Can you help with this one @Photon336

2. anonymous

or @aaronq

3. anonymous

@Missiey

4. Rushwr

This the only equation we are gonna use here okai ? no. of moles = mass/ molar mass $n = \frac{ m }{ M }$ As we can see the molar ratios of Mg:N is 3:1 That means 3 moles of magnesium will react with 1 mole of nitrogen. When u have 2 moles of nitrogen that means it will react with 6 (2*3) moles of magnesium. But we have 8 moles of magnesium.

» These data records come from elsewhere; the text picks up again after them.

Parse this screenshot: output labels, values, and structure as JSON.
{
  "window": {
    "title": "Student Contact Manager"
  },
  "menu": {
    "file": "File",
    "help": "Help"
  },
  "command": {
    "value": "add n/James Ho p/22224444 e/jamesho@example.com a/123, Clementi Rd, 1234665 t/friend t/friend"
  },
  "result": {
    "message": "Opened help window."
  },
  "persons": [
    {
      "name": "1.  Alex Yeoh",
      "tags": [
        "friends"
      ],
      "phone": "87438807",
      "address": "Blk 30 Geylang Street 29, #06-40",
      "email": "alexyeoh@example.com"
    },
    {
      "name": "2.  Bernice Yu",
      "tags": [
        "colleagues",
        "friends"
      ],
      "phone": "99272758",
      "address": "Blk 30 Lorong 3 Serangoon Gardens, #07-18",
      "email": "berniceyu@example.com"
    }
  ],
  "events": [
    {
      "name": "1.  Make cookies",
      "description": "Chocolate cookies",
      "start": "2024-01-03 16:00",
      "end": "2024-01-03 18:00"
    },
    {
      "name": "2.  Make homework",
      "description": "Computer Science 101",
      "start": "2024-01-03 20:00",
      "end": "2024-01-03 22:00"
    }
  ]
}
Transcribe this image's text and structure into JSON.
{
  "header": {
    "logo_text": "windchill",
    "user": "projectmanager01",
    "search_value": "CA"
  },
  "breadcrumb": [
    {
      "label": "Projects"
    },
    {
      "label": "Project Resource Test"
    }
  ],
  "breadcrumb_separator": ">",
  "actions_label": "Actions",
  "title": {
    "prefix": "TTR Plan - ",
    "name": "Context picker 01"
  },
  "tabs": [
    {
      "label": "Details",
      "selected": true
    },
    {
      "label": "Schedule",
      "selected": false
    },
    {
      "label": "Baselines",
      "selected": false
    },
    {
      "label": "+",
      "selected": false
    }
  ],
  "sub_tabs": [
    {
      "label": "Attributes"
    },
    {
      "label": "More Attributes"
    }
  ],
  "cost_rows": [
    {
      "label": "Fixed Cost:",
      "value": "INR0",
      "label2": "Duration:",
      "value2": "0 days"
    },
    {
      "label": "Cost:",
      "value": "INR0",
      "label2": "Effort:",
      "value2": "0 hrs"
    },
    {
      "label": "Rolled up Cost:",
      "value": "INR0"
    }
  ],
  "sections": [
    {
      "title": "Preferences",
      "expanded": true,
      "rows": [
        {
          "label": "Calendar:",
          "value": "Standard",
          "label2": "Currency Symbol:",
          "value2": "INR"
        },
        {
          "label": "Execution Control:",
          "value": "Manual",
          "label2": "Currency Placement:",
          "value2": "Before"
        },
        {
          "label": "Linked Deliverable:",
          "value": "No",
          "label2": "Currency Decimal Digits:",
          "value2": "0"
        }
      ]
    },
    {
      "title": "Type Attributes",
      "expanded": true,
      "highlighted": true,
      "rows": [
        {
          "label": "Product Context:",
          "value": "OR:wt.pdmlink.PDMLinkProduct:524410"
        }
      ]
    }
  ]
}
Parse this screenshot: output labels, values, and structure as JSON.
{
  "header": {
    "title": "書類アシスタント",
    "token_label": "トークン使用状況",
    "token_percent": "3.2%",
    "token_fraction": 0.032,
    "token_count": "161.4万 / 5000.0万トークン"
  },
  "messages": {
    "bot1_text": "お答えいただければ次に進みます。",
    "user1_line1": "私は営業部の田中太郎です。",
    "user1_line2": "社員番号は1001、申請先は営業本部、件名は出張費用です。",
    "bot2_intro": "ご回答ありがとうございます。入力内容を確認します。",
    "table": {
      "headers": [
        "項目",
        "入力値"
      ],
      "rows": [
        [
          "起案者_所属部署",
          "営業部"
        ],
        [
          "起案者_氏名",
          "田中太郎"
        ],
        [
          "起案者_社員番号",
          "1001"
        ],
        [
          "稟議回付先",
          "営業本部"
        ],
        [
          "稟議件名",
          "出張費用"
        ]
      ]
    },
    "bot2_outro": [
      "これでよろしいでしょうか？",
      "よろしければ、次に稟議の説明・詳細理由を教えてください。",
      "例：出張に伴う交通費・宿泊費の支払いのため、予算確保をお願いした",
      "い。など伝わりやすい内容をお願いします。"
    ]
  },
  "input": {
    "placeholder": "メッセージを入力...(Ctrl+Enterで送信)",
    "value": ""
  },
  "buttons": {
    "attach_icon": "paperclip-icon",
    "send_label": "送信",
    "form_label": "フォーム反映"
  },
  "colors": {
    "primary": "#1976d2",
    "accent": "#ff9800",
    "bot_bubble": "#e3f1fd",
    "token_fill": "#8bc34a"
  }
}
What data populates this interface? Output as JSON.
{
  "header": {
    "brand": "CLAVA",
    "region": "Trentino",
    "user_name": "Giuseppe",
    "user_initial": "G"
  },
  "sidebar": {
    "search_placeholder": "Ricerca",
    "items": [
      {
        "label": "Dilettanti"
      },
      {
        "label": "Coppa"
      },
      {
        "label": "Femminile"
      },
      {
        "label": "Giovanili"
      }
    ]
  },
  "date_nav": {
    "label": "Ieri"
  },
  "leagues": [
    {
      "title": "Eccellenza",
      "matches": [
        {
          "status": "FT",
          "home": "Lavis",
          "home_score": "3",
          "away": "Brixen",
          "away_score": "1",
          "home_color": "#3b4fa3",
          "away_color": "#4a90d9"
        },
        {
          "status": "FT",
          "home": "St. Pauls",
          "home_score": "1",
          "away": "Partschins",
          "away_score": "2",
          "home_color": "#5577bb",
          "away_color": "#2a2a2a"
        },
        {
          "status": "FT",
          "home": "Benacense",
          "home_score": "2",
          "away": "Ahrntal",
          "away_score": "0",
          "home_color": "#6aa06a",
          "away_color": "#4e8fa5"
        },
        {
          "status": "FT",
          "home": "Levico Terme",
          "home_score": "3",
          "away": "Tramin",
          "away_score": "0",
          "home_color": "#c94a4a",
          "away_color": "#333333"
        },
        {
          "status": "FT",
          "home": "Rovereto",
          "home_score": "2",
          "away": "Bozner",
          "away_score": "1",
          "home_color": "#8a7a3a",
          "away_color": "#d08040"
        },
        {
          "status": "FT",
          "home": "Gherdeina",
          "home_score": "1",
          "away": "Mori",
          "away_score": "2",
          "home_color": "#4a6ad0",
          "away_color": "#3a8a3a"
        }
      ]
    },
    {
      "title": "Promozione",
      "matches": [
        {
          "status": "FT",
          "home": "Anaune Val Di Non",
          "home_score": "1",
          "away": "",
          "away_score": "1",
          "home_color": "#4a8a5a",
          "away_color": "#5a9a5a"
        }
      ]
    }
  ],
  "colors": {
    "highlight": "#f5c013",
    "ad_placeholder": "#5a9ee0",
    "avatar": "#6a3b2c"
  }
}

So that means we have 2 moles (8-6) moles in excess. Now look at the stoichiometric number of magnesium nitride. It is 1 . Look at the molar ratio between nitrogen and magnesium nitride that is 1:1 That means one mole of nitrogen reacts to form 1 mole of magnesium nitride. Therefore no. of moles of nitrogen = no. of moles of magnesium nitride. Molar mass of magnesium nitride = 101gmol^-1 the no. of moles = 2moles $mass = moles* molar mass$ $mass = 2* 101 = 202g$

5. anonymous

thank you !